An investigation determined that the root cause was a shutdown command sent to all testnet consensus nodes via the testnet infrastructure control plane, forcing them all to restart simultaneously. This occurred despite the fact that the consensus nodes are currently configured not to automatically restart in order to avoid accidental corruption of the record stream in scenarios such as this. The simultaneous testnet restart was only possible here, unlike the Hedera mainnet, because the testnet is run entirely in Google’s cloud offering (Google Cloud Platform (GCP)), and centrally provisioned with Hashicorp Terraform infrastructure as code. This central control plane was thus able to shut down all testnet nodes simultaneously.
The surprise shutdown stems from upgrading node hardware. Hedera Governing Council members are currently migrating servers that run the Hedera mainnet because the original Hedera hardware specification is five years old, and was recently updated by TechCom to include more modern requirements. Hardware upgrades to mainnet are occurring node by node during network upgrades to later generation CPUs, faster memory, later kernel versions, and faster disks.
As such, DevOps was reprovisioning the Hedera testnet to meet the same hardware spec. Reprovisioning testnet is entirely different: we simply reconfigure Google Cloud to be up to spec, and this work is done in phases. In one of these phases, a DevOps engineer changed labels and startup scripts - metadata for GCP instances. Those changes appeared to be non-destructive and would be applied “in place,”; there was no indication in our tool that this change would restart the instances. Unfortunately, this change initiated the shutdown command mentioned above, which was sent to all testnet nodes hosted in GCP simultaneously.
Note that a shutdown like this is not possible for mainnet since there is no infrastructure control plane, as all nodes are operated by individual council members on different clouds, hosting providers, and colocations.
Half an hour into the incident, DevOps and Engineering attempted a partial start of the testnet network and determined a bug in node software caused the checksum hash of a single record file to be incorrect when restarting with old record files still on disk.
Engineering took two hours to narrow down the exact issue and found a work around: deleting the corrupt records across consensus nodes, and starting the network again. After deleting the stale record files from disk, replaying from consensus event streams yielded all correct checksums; and no transactions were lost due to the outage.

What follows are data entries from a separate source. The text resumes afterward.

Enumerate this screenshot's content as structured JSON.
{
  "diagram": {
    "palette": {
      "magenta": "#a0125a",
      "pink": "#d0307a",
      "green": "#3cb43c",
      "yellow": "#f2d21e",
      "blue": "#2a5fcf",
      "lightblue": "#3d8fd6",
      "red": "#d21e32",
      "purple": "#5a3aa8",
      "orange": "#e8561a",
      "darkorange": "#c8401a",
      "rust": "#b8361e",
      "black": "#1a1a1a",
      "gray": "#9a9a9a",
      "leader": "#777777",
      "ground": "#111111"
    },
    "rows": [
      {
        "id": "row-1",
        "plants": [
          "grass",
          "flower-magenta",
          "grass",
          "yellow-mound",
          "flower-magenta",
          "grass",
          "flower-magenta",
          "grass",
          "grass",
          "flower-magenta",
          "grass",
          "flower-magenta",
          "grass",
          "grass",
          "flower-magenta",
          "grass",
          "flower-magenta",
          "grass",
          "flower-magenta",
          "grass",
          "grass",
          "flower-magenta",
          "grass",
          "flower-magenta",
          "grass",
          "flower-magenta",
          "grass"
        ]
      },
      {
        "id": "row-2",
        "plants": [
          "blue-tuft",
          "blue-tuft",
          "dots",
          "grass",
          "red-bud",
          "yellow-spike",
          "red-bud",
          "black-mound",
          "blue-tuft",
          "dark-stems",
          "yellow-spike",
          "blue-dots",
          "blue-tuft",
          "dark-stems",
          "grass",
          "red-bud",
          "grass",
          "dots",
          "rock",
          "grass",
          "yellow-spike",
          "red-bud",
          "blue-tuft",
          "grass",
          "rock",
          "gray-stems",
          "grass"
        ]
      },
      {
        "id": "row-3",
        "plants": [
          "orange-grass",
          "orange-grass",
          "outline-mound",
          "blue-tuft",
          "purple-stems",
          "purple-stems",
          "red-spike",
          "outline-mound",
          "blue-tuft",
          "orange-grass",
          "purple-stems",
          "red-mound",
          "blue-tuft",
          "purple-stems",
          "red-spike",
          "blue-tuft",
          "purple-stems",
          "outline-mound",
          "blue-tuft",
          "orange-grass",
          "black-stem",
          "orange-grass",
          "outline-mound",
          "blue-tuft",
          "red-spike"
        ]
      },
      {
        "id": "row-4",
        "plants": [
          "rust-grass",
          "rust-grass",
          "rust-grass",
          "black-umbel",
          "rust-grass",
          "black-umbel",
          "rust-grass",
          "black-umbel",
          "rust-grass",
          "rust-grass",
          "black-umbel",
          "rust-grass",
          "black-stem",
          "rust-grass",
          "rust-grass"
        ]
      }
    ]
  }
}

The network was then successfully started, monitoring and tests confirmed resolution, and the incident was closed. Engineering and DevOps will be conducting a root cause analysis around this issue to better understand how to prevent similar issues from occurring in the future.
In addition, Hedera network developers are currently working on new safety features that will ensure automatic record stream resilience and ledger consistency even in the face of uncontrolled network shutdowns. For example, in the 0.41 release (i.e. the software version that is on testnet right now), we enabled a new feature called the "preconsensus event stream", which provides automatic replay of transactions following a node crash. Without this feature, the only way to prevent rollback of transactions after a full network crash would have been manual action to reconstruct the ledger state. Historically, recovery from failure like this would have required a much more manual intervention.
Hedera is committed to setting the industry standard for transparency, reporting, and business process maturity. We hope that in providing this detailed reporting, it demonstrates Hedera's commitment to transparency and also highlights the network’s decentralized governance, as the Hedera Governing Council model ensures that individual council members operate nodes on different providers, making a simultaneous shutdown like this impossible for mainnet.